The problem is serious enough to warrant a special promotion during the month of November called Back in Black. Until Nov. 30, the fee to adopt a black pet from Roice-Hurst will be cut by 50 percent, Bowes said.

The national Back in Black campaign, now in its third year, is sponsored by Best Friends Animal Shelter, the largest no-kill shelter in the country, she said.

“Black animals are the most overlooked adoptable pets,” according to the shelter, but that begs the question: why?

The psychology of color could explain the prejudice, but opinions about the psychological impact of black are split. 

Among some, black suggests darkness, as in black-robed witches accompanied by black cats performing black masses concealed by the black of night.

Among others, it suggests sophistication, as in men in black tuxedos accompanied by women in short, black skirts dancing the Lindy hop under starry night skies.

Bowes said superstitions about black cats and bad luck could play a role, but a more likely reason is that black animals simply don’t photograph well.

People searching for a pet online or in the newspaper might skip past a black animal because a dark photo could fail to reflect the animal’s good health or friendly demeanor, she said.

Black animals can also be overlooked in a sea of more colorful dogs and cats, Bowes said. The shelter holds, at a maximum, about 50 dogs and 40 cats, and is frequently full.

But these explanations also fail to illuminate the apparent prejudice.

First, Bowes claimed, the society’s photographers do excellent work, as any visitor to its web page can see.

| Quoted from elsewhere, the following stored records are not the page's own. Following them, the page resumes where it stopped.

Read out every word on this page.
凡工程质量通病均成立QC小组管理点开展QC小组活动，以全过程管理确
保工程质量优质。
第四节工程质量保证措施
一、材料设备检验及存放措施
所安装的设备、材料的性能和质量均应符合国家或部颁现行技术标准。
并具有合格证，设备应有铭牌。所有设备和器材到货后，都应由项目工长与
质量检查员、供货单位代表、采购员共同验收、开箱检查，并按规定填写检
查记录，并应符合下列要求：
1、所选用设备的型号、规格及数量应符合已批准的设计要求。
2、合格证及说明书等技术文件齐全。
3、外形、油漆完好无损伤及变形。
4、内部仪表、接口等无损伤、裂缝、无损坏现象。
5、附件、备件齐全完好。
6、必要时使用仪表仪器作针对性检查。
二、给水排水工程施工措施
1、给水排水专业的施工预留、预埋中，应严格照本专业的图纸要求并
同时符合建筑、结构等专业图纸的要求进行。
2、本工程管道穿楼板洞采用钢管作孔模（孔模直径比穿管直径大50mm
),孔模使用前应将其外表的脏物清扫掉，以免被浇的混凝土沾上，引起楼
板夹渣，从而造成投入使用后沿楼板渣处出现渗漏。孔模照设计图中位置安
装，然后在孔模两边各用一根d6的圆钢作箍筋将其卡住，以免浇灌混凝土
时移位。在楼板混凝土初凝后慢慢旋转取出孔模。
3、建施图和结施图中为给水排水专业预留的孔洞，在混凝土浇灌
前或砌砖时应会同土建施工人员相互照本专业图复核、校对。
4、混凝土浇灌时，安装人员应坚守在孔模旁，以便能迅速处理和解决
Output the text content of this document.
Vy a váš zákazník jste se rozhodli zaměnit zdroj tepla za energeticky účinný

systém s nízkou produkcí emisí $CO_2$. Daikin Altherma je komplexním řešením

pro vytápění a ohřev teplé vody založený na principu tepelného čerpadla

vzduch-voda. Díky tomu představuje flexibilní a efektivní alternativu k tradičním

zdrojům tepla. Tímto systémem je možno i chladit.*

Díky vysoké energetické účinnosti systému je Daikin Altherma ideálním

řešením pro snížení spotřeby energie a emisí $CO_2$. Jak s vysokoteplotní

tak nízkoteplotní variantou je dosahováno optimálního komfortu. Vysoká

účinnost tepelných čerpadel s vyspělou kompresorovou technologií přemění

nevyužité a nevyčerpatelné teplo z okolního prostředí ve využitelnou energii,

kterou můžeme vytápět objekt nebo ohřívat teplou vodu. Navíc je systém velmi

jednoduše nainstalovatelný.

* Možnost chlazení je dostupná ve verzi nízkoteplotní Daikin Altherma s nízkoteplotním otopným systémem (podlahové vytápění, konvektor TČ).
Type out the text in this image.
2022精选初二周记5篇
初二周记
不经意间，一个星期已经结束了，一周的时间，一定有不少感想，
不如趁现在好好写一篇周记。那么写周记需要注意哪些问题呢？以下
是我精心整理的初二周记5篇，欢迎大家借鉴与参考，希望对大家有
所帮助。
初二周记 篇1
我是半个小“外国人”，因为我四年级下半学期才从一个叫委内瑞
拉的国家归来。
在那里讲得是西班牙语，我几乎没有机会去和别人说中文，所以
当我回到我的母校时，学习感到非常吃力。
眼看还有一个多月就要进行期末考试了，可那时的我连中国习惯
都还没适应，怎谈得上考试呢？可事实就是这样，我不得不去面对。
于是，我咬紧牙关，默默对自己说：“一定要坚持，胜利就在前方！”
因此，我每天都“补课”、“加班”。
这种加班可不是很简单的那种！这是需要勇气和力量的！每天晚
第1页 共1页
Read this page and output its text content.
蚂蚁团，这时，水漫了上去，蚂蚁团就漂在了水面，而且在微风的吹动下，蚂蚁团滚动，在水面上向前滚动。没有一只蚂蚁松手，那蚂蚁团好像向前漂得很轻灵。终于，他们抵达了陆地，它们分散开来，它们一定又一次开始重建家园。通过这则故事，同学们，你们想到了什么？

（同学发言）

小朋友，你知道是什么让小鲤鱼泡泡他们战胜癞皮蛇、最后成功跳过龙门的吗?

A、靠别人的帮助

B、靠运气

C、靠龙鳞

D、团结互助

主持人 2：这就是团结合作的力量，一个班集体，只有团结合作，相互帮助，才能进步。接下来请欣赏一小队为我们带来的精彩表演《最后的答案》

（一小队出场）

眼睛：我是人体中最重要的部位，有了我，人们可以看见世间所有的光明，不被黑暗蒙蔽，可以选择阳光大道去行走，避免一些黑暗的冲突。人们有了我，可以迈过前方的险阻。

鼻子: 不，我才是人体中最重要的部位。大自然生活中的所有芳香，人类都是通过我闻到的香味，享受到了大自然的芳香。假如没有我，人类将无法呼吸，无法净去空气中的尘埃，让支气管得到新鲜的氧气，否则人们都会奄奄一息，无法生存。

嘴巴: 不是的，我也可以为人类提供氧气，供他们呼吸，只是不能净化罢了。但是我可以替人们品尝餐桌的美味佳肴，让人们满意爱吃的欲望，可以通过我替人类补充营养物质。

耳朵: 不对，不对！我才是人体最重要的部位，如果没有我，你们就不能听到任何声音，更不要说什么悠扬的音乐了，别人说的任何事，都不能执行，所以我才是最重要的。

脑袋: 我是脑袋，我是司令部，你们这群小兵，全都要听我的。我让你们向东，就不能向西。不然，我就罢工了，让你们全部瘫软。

Second, the American Kennel Club lists the Labrador retriever as the most popular dog in the United States, and Grand Junction is no exception.

“This is a big lab community,” Bowes said. “People just love Labradors in this community and we have a lot of black labs come through our shelter. People just love them. This a big-dog town.”

Whether the prejudice against black animals is truth or fiction seems to matter less than the success Roice-Hurst enjoys in adopting the animals out.

The promotion was working well as of Sunday, when the shelter had only two black dogs left for adoption. With about two weeks remaining for the Back in Black promotion, Bowes expected many more black animals will be emancipated to live with loving families before Nov. 30 — all at a 50 percent discount.

“This is animal-loving town,” Bowes said.